Unbeknown to her, though, is that she failed to fully brainwash the dolls as she had wished.

She leaves them, thinking the Expo will carry on, but instead the dolls engage in dialogue about their desire to be African women.

They approach Priscilla, also called “the monkey” because she’s regarded as primitive.

They inquire what they need to do in order to become African women and ask her to break them out of “doll mode”.

 

“Until when will we be plastic, blonde wig wearing, monotonous speaking, thinking, talking dolls?

“We need to break out of doll mode and become African women permanently,” Proto Ho says.

 

The beauty ideal is a key element significantly questioned in the play.
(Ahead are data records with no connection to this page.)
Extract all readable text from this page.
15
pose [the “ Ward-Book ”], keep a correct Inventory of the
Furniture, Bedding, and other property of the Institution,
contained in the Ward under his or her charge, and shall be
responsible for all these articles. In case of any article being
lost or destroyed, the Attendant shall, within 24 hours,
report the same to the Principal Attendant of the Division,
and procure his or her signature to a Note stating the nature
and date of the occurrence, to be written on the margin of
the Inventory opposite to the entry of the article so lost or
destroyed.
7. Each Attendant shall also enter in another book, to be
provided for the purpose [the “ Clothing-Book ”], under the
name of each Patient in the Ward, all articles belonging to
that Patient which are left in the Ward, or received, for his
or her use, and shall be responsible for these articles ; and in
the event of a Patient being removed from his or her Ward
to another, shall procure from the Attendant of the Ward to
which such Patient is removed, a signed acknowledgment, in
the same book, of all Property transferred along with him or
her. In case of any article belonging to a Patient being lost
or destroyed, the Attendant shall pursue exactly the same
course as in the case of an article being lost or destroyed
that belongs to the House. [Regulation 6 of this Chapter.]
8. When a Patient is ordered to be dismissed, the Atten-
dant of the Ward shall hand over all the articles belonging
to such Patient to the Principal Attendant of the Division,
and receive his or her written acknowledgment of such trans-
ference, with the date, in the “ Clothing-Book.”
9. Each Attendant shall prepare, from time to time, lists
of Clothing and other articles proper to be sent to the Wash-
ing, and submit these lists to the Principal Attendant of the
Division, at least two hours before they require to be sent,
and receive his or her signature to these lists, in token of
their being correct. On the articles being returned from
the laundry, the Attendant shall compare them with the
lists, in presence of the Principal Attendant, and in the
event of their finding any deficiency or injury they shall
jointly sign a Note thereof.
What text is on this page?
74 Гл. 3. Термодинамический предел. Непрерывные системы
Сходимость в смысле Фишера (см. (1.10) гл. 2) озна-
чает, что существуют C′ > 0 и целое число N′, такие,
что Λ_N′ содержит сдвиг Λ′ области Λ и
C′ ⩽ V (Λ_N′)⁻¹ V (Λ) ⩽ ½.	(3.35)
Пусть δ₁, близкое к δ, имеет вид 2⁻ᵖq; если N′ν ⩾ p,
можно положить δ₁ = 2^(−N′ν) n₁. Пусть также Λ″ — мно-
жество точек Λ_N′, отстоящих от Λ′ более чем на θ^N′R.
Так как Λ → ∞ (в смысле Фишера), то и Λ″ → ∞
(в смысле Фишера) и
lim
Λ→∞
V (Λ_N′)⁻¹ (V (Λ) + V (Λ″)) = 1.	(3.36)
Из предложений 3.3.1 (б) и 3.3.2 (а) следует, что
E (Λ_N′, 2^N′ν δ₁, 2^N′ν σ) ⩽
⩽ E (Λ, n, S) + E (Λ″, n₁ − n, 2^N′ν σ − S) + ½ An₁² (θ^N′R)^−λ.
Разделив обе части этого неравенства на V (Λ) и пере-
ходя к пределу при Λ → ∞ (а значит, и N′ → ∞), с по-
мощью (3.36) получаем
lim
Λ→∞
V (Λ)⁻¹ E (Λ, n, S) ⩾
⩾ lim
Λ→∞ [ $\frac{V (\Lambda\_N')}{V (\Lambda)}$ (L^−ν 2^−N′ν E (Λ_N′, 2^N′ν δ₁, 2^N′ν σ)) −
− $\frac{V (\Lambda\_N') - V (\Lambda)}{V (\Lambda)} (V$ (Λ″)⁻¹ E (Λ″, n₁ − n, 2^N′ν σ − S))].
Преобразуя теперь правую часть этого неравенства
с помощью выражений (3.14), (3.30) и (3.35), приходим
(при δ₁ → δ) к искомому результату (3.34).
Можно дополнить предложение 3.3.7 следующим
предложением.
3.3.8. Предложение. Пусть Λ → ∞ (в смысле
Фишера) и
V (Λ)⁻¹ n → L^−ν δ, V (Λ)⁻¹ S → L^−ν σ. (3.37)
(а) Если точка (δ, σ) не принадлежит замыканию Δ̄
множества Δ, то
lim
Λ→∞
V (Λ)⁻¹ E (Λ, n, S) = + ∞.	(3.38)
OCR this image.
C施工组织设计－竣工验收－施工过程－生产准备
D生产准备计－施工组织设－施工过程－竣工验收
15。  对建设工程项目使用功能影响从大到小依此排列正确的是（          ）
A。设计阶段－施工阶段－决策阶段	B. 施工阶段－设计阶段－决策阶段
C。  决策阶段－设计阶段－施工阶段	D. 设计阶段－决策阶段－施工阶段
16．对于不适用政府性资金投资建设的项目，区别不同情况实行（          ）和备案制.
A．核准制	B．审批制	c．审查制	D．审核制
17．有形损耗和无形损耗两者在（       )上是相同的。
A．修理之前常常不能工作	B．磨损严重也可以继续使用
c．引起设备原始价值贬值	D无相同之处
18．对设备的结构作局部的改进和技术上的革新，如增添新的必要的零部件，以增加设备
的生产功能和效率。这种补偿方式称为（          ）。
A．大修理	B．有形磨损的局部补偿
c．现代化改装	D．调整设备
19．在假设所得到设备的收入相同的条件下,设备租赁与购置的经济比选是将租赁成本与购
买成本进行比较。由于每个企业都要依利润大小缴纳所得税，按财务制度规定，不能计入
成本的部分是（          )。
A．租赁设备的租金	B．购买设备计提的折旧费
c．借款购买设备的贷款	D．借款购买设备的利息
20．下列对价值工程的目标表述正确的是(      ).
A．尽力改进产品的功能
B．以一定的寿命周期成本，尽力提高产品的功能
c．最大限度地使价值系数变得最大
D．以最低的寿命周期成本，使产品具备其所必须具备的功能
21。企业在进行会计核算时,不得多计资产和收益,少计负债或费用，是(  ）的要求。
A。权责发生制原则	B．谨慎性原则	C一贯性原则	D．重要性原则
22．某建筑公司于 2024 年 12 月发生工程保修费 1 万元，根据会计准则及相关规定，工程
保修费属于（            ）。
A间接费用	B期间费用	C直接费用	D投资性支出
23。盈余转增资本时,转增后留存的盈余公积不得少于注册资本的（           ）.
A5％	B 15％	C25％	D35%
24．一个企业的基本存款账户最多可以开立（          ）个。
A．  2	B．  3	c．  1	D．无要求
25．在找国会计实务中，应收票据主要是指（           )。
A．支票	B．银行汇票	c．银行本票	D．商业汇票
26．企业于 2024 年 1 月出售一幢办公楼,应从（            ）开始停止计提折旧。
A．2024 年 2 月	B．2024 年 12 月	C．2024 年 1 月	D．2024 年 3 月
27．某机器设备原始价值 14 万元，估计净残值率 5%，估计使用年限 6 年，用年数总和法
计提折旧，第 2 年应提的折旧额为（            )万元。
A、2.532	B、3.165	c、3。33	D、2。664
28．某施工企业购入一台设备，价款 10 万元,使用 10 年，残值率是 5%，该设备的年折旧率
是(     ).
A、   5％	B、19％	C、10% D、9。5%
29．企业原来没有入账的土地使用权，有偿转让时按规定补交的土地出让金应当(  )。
Priscilla is labelled the monkey because she does not match the “standard”. Because of her afro and her refusal to speak English she is labelled primitive.

 

“It starts at preschool”, Kumbaca said. “You begin to realise how much of an outsider you are.

“My age group came through at a time when blacks were being accepted into white schools for the first time. You feel the ‘otherness’.”

 

The play then progresses to unanticipated and startling scenes, as it gropes with issues burdening black womanhood in modern day times.

Sexuality, identity, rape culture and consent, social media, and the power of the female body are dealt with in a provocative and confrontational manner.

 

It touches extensively on abuse that goes unreported because the woman is told to grin and bear it, and stay.

“Marriage is the true home of the African woman. Do everything that he likes or else he will leave you. Stay in that loveless marriage.

“You won’t be happy but you’ll be married. You’ll be secure, and that security will make life easy.”

These are some of the words told to women who endure violent, loveless marriages.

 

The display of the female body as an object to be violated and used by men was portrayed so intensely that it left the audience feeling torn and uncomfortable.

 

The dolls’ desire to be African women opened a Pandora’s box of revelations which questioned and challenged views on femininity and identity.

As the girls go through a series of trance switches between being African and being plastic, reflections of all that is wrong in society are highlighted in a brutally forthright manner.

The line between being offended and amused were blurred, as the actresses held nothing back in this tell-all tale.

 

Confessions of a Black Listed Woman: She Bellows is an intense, satirical, gut-wrenching narration of societal truths with thought- provoking content that grips you long after the play has ended.